What most often is overlooked is that NIO allows zero copy handling. E.g. if you listen to the same multicast traffic from within multiple processes using old school sockets on one single server, any multicast packet is copied from the network/kernel buffer to each listening application. So if you build a GRID of e.g. 20 processes, you get memory bandwidth issues. With nio you can examine the incoming buffer without having to copy it to application space. The process then copies only parts of the incoming traffic it is interested in.
another application example:
see http://www.ibm.com/developerworks/java/library/j-zerocopy/ for an example.
I'm pretty new to web programming and I'm currently developing a web back end for a mobile application. Currently I have the users log in using servlet interactions and once they have full access to the application I need to open a Socket Connection so that I can provide server pushes. Now the problem I'm running into is how people handle thousands of concurrent socket connections. I've run into people talking about ThreadPools which seems pretty easy to implement and NIO. Is there some framework that I can work with to ensure my servers are handling at least 20-30k concurrent connections. I could also forget TCP connections and go for Long-polling but from my understanding TCP is best option resource wise.
#Steve - I'm looking at the former: One serversocket with thousands of connections.
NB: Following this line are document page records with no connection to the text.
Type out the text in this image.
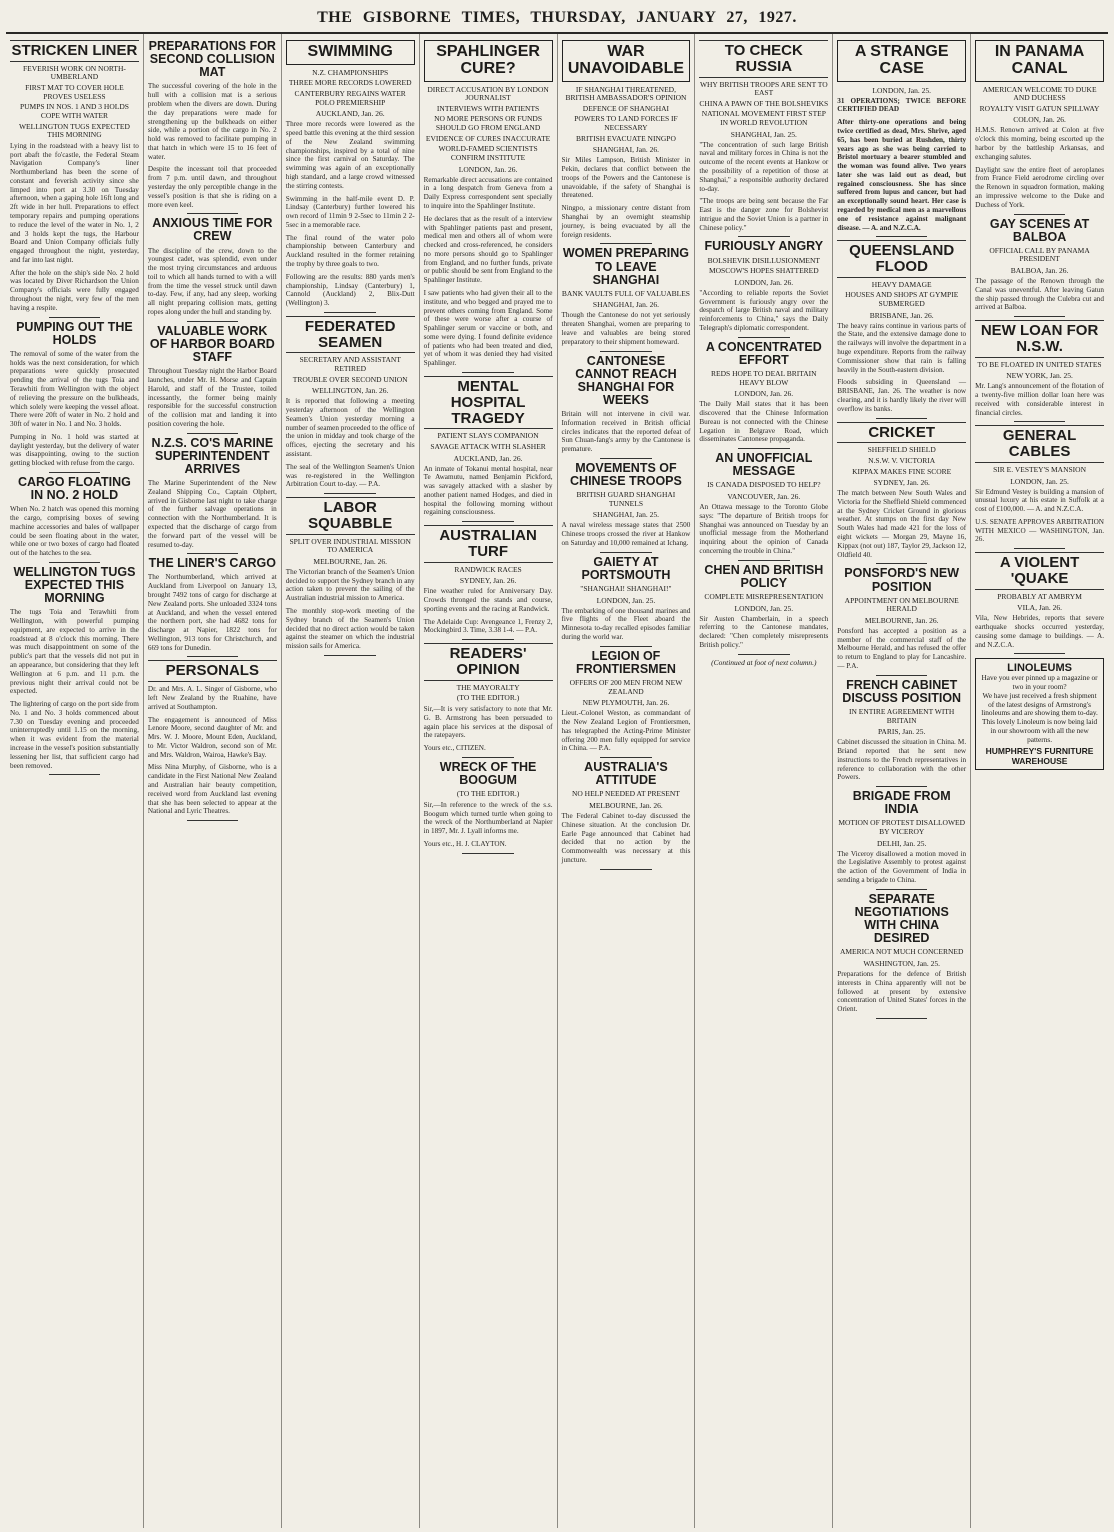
THE GISBORNE TIMES, THURSDAY, JANUARY 27, 1927.
STRICKEN LINER
FEVERISH WORK ON NORTH-UMBERLAND
FIRST MAT TO COVER HOLE PROVES USELESS
PUMPS IN NOS. 1 AND 3 HOLDS COPE WITH WATER
WELLINGTON TUGS EXPECTED THIS MORNING

Lying in the roadstead with a heavy list to port abaft the fo'castle, the Federal Steam Navigation Company's liner Northumberland has been the scene of constant and feverish activity since she limped into port at 3.30 on Tuesday afternoon, when a gaping hole 16ft long and 2ft wide in her hull. Preparations to effect temporary repairs and pumping operations to reduce the level of the water in No. 1, 2 and 3 holds kept the tugs, the Harbour Board and Union Company officials fully engaged throughout the night, yesterday, and far into last night.

After the hole on the ship's side No. 2 hold was located by Diver Richardson the Union Company's officials were fully engaged throughout the night, very few of the men having a respite.

PUMPING OUT THE HOLDS

The removal of some of the water from the holds was the next consideration, for which preparations were quickly prosecuted pending the arrival of the tugs Toia and Terawhiti from Wellington with the object of relieving the pressure on the bulkheads, which solely were keeping the vessel afloat. There were 20ft of water in No. 2 hold and 30ft of water in No. 1 and No. 3 holds.

Pumping in No. 1 hold was started at daylight yesterday, but the delivery of water was disappointing, owing to the suction getting blocked with refuse from the cargo.

CARGO FLOATING IN NO. 2 HOLD

When No. 2 hatch was opened this morning the cargo, comprising boxes of sewing machine accessories and bales of wallpaper could be seen floating about in the water, while one or two boxes of cargo had floated out of the hatches to the sea.

WELLINGTON TUGS EXPECTED THIS MORNING

The tugs Toia and Terawhiti from Wellington, with powerful pumping equipment, are expected to arrive in the roadstead at 8 o'clock this morning. There was much disappointment on some of the public's part that the vessels did not put in an appearance, but considering that they left Wellington at 6 p.m. and 11 p.m. the previous night their arrival could not be expected.

The lightering of cargo on the port side from No. 1 and No. 3 holds commenced about 7.30 on Tuesday evening and proceeded uninterruptedly until 1.15 on the morning, when it was evident from the material increase in the vessel's position substantially lessening her list, that sufficient cargo had been removed.

PREPARATIONS FOR SECOND COLLISION MAT

The successful covering of the hole in the hull with a collision mat is a serious problem when the divers are down. During the day preparations were made for strengthening up the bulkheads on either side, while a portion of the cargo in No. 2 hold was removed to facilitate pumping in that hatch in which were 15 to 16 feet of water.

Despite the incessant toil that proceeded from 7 p.m. until dawn, and throughout yesterday the only perceptible change in the vessel's position is that she is riding on a more even keel.

ANXIOUS TIME FOR CREW

The discipline of the crew, down to the youngest cadet, was splendid, even under the most trying circumstances and arduous toil to which all hands turned to with a will from the time the vessel struck until dawn to-day. Few, if any, had any sleep, working all night preparing collision mats, getting ropes along under the hull and standing by.

VALUABLE WORK OF HARBOR BOARD STAFF

Throughout Tuesday night the Harbor Board launches, under Mr. H. Morse and Captain Harold, and staff of the Trustee, toiled incessantly, the former being mainly responsible for the successful construction of the collision mat and landing it into position covering the hole.

N.Z.S. CO'S MARINE SUPERINTENDENT ARRIVES

The Marine Superintendent of the New Zealand Shipping Co., Captain Olphert, arrived in Gisborne last night to take charge of the further salvage operations in connection with the Northumberland. It is expected that the discharge of cargo from the forward part of the vessel will be resumed to-day.

THE LINER'S CARGO

The Northumberland, which arrived at Auckland from Liverpool on January 13, brought 7492 tons of cargo for discharge at New Zealand ports. She unloaded 3324 tons at Auckland, and when the vessel entered the northern port, she had 4682 tons for discharge at Napier, 1822 tons for Wellington, 913 tons for Christchurch, and 669 tons for Dunedin.

PERSONALS

Dr. and Mrs. A. L. Singer of Gisborne, who left New Zealand by the Ruahine, have arrived at Southampton.

The engagement is announced of Miss Lenore Moore, second daughter of Mr. and Mrs. W. J. Moore, Mount Eden, Auckland, to Mr. Victor Waldron, second son of Mr. and Mrs. Waldron, Wairoa, Hawke's Bay.

Miss Nina Murphy, of Gisborne, who is a candidate in the First National New Zealand and Australian hair beauty competition, received word from Auckland last evening that she has been selected to appear at the National and Lyric Theatres.

SWIMMING
N.Z. CHAMPIONSHIPS
THREE MORE RECORDS LOWERED
CANTERBURY REGAINS WATER POLO PREMIERSHIP
AUCKLAND, Jan. 26.

Three more records were lowered as the speed battle this evening at the third session of the New Zealand swimming championships, inspired by a total of nine since the first carnival on Saturday. The swimming was again of an exceptionally high standard, and a large crowd witnessed the stirring contests.

Swimming in the half-mile event D. P. Lindsay (Canterbury) further lowered his own record of 11min 9 2-5sec to 11min 2 2-5sec in a memorable race.

The final round of the water polo championship between Canterbury and Auckland resulted in the former retaining the trophy by three goals to two.

Following are the results: 880 yards men's championship, Lindsay (Canterbury) 1, Cannold (Auckland) 2, Blix-Dutt (Wellington) 3.

FEDERATED SEAMEN
SECRETARY AND ASSISTANT RETIRED
TROUBLE OVER SECOND UNION
WELLINGTON, Jan. 26.

It is reported that following a meeting yesterday afternoon of the Wellington Seamen's Union yesterday morning a number of seamen proceeded to the office of the union in midday and took charge of the offices, ejecting the secretary and his assistant.

The seal of the Wellington Seamen's Union was re-registered in the Wellington Arbitration Court to-day. — P.A.

LABOR SQUABBLE
SPLIT OVER INDUSTRIAL MISSION TO AMERICA
MELBOURNE, Jan. 26.

The Victorian branch of the Seamen's Union decided to support the Sydney branch in any action taken to prevent the sailing of the Australian industrial mission to America.

The monthly stop-work meeting of the Sydney branch of the Seamen's Union decided that no direct action would be taken against the steamer on which the industrial mission sails for America.

SPAHLINGER CURE?
DIRECT ACCUSATION BY LONDON JOURNALIST
INTERVIEWS WITH PATIENTS
NO MORE PERSONS OR FUNDS SHOULD GO FROM ENGLAND
EVIDENCE OF CURES INACCURATE
WORLD-FAMED SCIENTISTS CONFIRM INSTITUTE
LONDON, Jan. 26.

Remarkable direct accusations are contained in a long despatch from Geneva from a Daily Express correspondent sent specially to inquire into the Spahlinger Institute.

He declares that as the result of a interview with Spahlinger patients past and present, medical men and others all of whom were checked and cross-referenced, he considers no more persons should go to Spahlinger from England, and no further funds, private or public should be sent from England to the Spahlinger Institute.

I saw patients who had given their all to the institute, and who begged and prayed me to prevent others coming from England. Some of these were worse after a course of Spahlinger serum or vaccine or both, and some were dying. I found definite evidence of patients who had been treated and died, yet of whom it was denied they had visited Spahlinger.

MENTAL HOSPITAL TRAGEDY
PATIENT SLAYS COMPANION
SAVAGE ATTACK WITH SLASHER
AUCKLAND, Jan. 26.

An inmate of Tokanui mental hospital, near Te Awamutu, named Benjamin Pickford, was savagely attacked with a slasher by another patient named Hodges, and died in hospital the following morning without regaining consciousness.

AUSTRALIAN TURF
RANDWICK RACES
SYDNEY, Jan. 26.

Fine weather ruled for Anniversary Day. Crowds thronged the stands and course, sporting events and the racing at Randwick.

The Adelaide Cup: Avengeance 1, Frenzy 2, Mockingbird 3. Time, 3.38 1-4. — P.A.

READERS' OPINION
THE MAYORALTY
(TO THE EDITOR.)

Sir,—It is very satisfactory to note that Mr. G. B. Armstrong has been persuaded to again place his services at the disposal of the ratepayers.

Yours etc., CITIZEN.

WRECK OF THE BOOGUM
(TO THE EDITOR.)

Sir,—In reference to the wreck of the s.s. Boogum which turned turtle when going to the wreck of the Northumberland at Napier in 1897, Mr. J. Lyall informs me.

Yours etc., H. J. CLAYTON.

WAR UNAVOIDABLE
IF SHANGHAI THREATENED, BRITISH AMBASSADOR'S OPINION
DEFENCE OF SHANGHAI
POWERS TO LAND FORCES IF NECESSARY
BRITISH EVACUATE NINGPO
SHANGHAI, Jan. 26.

Sir Miles Lampson, British Minister in Pekin, declares that conflict between the troops of the Powers and the Cantonese is unavoidable, if the safety of Shanghai is threatened.

Ningpo, a missionary centre distant from Shanghai by an overnight steamship journey, is being evacuated by all the foreign residents.

WOMEN PREPARING TO LEAVE SHANGHAI
BANK VAULTS FULL OF VALUABLES
SHANGHAI, Jan. 26.

Though the Cantonese do not yet seriously threaten Shanghai, women are preparing to leave and valuables are being stored preparatory to their shipment homeward.

CANTONESE CANNOT REACH SHANGHAI FOR WEEKS

Britain will not intervene in civil war. Information received in British official circles indicates that the reported defeat of Sun Chuan-fang's army by the Cantonese is premature.

MOVEMENTS OF CHINESE TROOPS
BRITISH GUARD SHANGHAI TUNNELS
SHANGHAI, Jan. 25.

A naval wireless message states that 2500 Chinese troops crossed the river at Hankow on Saturday and 10,000 remained at Ichang.

GAIETY AT PORTSMOUTH
"SHANGHAI! SHANGHAI!"
LONDON, Jan. 25.

The embarking of one thousand marines and five flights of the Fleet aboard the Minnesota to-day recalled episodes familiar during the world war.

LEGION OF FRONTIERSMEN
OFFERS OF 200 MEN FROM NEW ZEALAND
NEW PLYMOUTH, Jan. 26.

Lieut.-Colonel Weston, as commandant of the New Zealand Legion of Frontiersmen, has telegraphed the Acting-Prime Minister offering 200 men fully equipped for service in China. — P.A.

AUSTRALIA'S ATTITUDE
NO HELP NEEDED AT PRESENT
MELBOURNE, Jan. 26.

The Federal Cabinet to-day discussed the Chinese situation. At the conclusion Dr. Earle Page announced that Cabinet had decided that no action by the Commonwealth was necessary at this juncture.

TO CHECK RUSSIA
WHY BRITISH TROOPS ARE SENT TO EAST
CHINA A PAWN OF THE BOLSHEVIKS
NATIONAL MOVEMENT FIRST STEP IN WORLD REVOLUTION
SHANGHAI, Jan. 25.

"The concentration of such large British naval and military forces in China is not the outcome of the recent events at Hankow or the possibility of a repetition of those at Shanghai," a responsible authority declared to-day.

"The troops are being sent because the Far East is the danger zone for Bolshevist intrigue and the Soviet Union is a partner in Chinese policy."

FURIOUSLY ANGRY
BOLSHEVIK DISILLUSIONMENT
MOSCOW'S HOPES SHATTERED
LONDON, Jan. 26.

"According to reliable reports the Soviet Government is furiously angry over the despatch of large British naval and military reinforcements to China," says the Daily Telegraph's diplomatic correspondent.

A CONCENTRATED EFFORT
REDS HOPE TO DEAL BRITAIN HEAVY BLOW
LONDON, Jan. 26.

The Daily Mail states that it has been discovered that the Chinese Information Bureau is not connected with the Chinese Legation in Belgrave Road, which disseminates Cantonese propaganda.

AN UNOFFICIAL MESSAGE
IS CANADA DISPOSED TO HELP?
VANCOUVER, Jan. 26.

An Ottawa message to the Toronto Globe says: "The departure of British troops for Shanghai was announced on Tuesday by an unofficial message from the Motherland inquiring about the opinion of Canada concerning the trouble in China."

CHEN AND BRITISH POLICY
COMPLETE MISREPRESENTATION
LONDON, Jan. 25.

Sir Austen Chamberlain, in a speech referring to the Cantonese mandates, declared: "Chen completely misrepresents British policy."

(Continued at foot of next column.)
A STRANGE CASE
LONDON, Jan. 25.

31 OPERATIONS; TWICE BEFORE CERTIFIED DEAD

After thirty-one operations and being twice certified as dead, Mrs. Shrive, aged 65, has been buried at Rushden, thirty years ago as she was being carried to Bristol mortuary a bearer stumbled and the woman was found alive. Two years later she was laid out as dead, but regained consciousness. She has since suffered from lupus and cancer, but had an exceptionally sound heart. Her case is regarded by medical men as a marvellous one of resistance against malignant disease. — A. and N.Z.C.A.

QUEENSLAND FLOOD
HEAVY DAMAGE
HOUSES AND SHOPS AT GYMPIE SUBMERGED
BRISBANE, Jan. 26.

The heavy rains continue in various parts of the State, and the extensive damage done to the railways will involve the department in a huge expenditure. Reports from the railway Commissioner show that rain is falling heavily in the South-eastern division.

Floods subsiding in Queensland — BRISBANE, Jan. 26. The weather is now clearing, and it is hardly likely the river will overflow its banks.

CRICKET
SHEFFIELD SHIELD
N.S.W. V. VICTORIA
KIPPAX MAKES FINE SCORE
SYDNEY, Jan. 26.

The match between New South Wales and Victoria for the Sheffield Shield commenced at the Sydney Cricket Ground in glorious weather. At stumps on the first day New South Wales had made 421 for the loss of eight wickets — Morgan 29, Mayne 16, Kippax (not out) 187, Taylor 29, Jackson 12, Oldfield 40.

PONSFORD'S NEW POSITION
APPOINTMENT ON MELBOURNE HERALD
MELBOURNE, Jan. 26.

Ponsford has accepted a position as a member of the commercial staff of the Melbourne Herald, and has refused the offer to return to England to play for Lancashire. — P.A.

FRENCH CABINET DISCUSS POSITION
IN ENTIRE AGREEMENT WITH BRITAIN
PARIS, Jan. 25.

Cabinet discussed the situation in China. M. Briand reported that he sent new instructions to the French representatives in reference to collaboration with the other Powers.

BRIGADE FROM INDIA
MOTION OF PROTEST DISALLOWED BY VICEROY
DELHI, Jan. 25.

The Viceroy disallowed a motion moved in the Legislative Assembly to protest against the action of the Government of India in sending a brigade to China.

SEPARATE NEGOTIATIONS WITH CHINA DESIRED
AMERICA NOT MUCH CONCERNED
WASHINGTON, Jan. 25.

Preparations for the defence of British interests in China apparently will not be followed at present by extensive concentration of United States' forces in the Orient.

IN PANAMA CANAL
AMERICAN WELCOME TO DUKE AND DUCHESS
ROYALTY VISIT GATUN SPILLWAY
COLON, Jan. 26.

H.M.S. Renown arrived at Colon at five o'clock this morning, being escorted up the harbor by the battleship Arkansas, and exchanging salutes.

Daylight saw the entire fleet of aeroplanes from France Field aerodrome circling over the Renown in squadron formation, making an impressive welcome to the Duke and Duchess of York.

GAY SCENES AT BALBOA
OFFICIAL CALL BY PANAMA PRESIDENT
BALBOA, Jan. 26.

The passage of the Renown through the Canal was uneventful. After leaving Gatun the ship passed through the Culebra cut and arrived at Balboa.

NEW LOAN FOR N.S.W.
TO BE FLOATED IN UNITED STATES
NEW YORK, Jan. 25.

Mr. Lang's announcement of the flotation of a twenty-five million dollar loan here was received with considerable interest in financial circles.

GENERAL CABLES
SIR E. VESTEY'S MANSION
LONDON, Jan. 25.

Sir Edmund Vestey is building a mansion of unusual luxury at his estate in Suffolk at a cost of £100,000. — A. and N.Z.C.A.

U.S. SENATE APPROVES ARBITRATION WITH MEXICO — WASHINGTON, Jan. 26.

A VIOLENT 'QUAKE
PROBABLY AT AMBRYM
VILA, Jan. 26.

Vila, New Hebrides, reports that severe earthquake shocks occurred yesterday, causing some damage to buildings. — A. and N.Z.C.A.

LINOLEUMS
Have you ever pinned up a magazine or two in your room?
We have just received a fresh shipment of the latest designs of Armstrong's linoleums and are showing them to-day.
This lovely Linoleum is now being laid in our showroom with all the new patterns.
HUMPHREY'S FURNITURE WAREHOUSE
I would look into clustering the web end immediately and use that as your primary scaling mechanism. 30k connections is quite a lot and you don't have much room for growth before you hit a server limit of some kind. If the I/O itself isn't onerous I would just use lots of threads and servers with lots of horsepower and memory. Get it working that way so you can ship, and have a fallback plan to switch to multiplexed NIO if performance or scaling becomes a problem, but be warned that it's a radical overhaul and about ten times as complex to program as java.net. After several years' consideration I am more and more wondering whether NIO to economize on threads is really worth it: it adds several new problems of its own such as a need for push parsing; synchronization issues with the selector if there are worker threads that need to change the registration state of channels; lots of ways to get the code wrong; and the fact that the scheduling overhead moves out of the OS into your application, where you only have linear set-iterator data structures to deal with it unless you engage in yet another level of complexity. It's worth remembering that select() was invented for Unix to allow economizing on processes, which are expensive. Threads are pretty cheap really, and provide a very simple programming model with built-in context for handling a single connection. NIO barely manages this at all except via disciplined use of selection key attachments, much less naturally.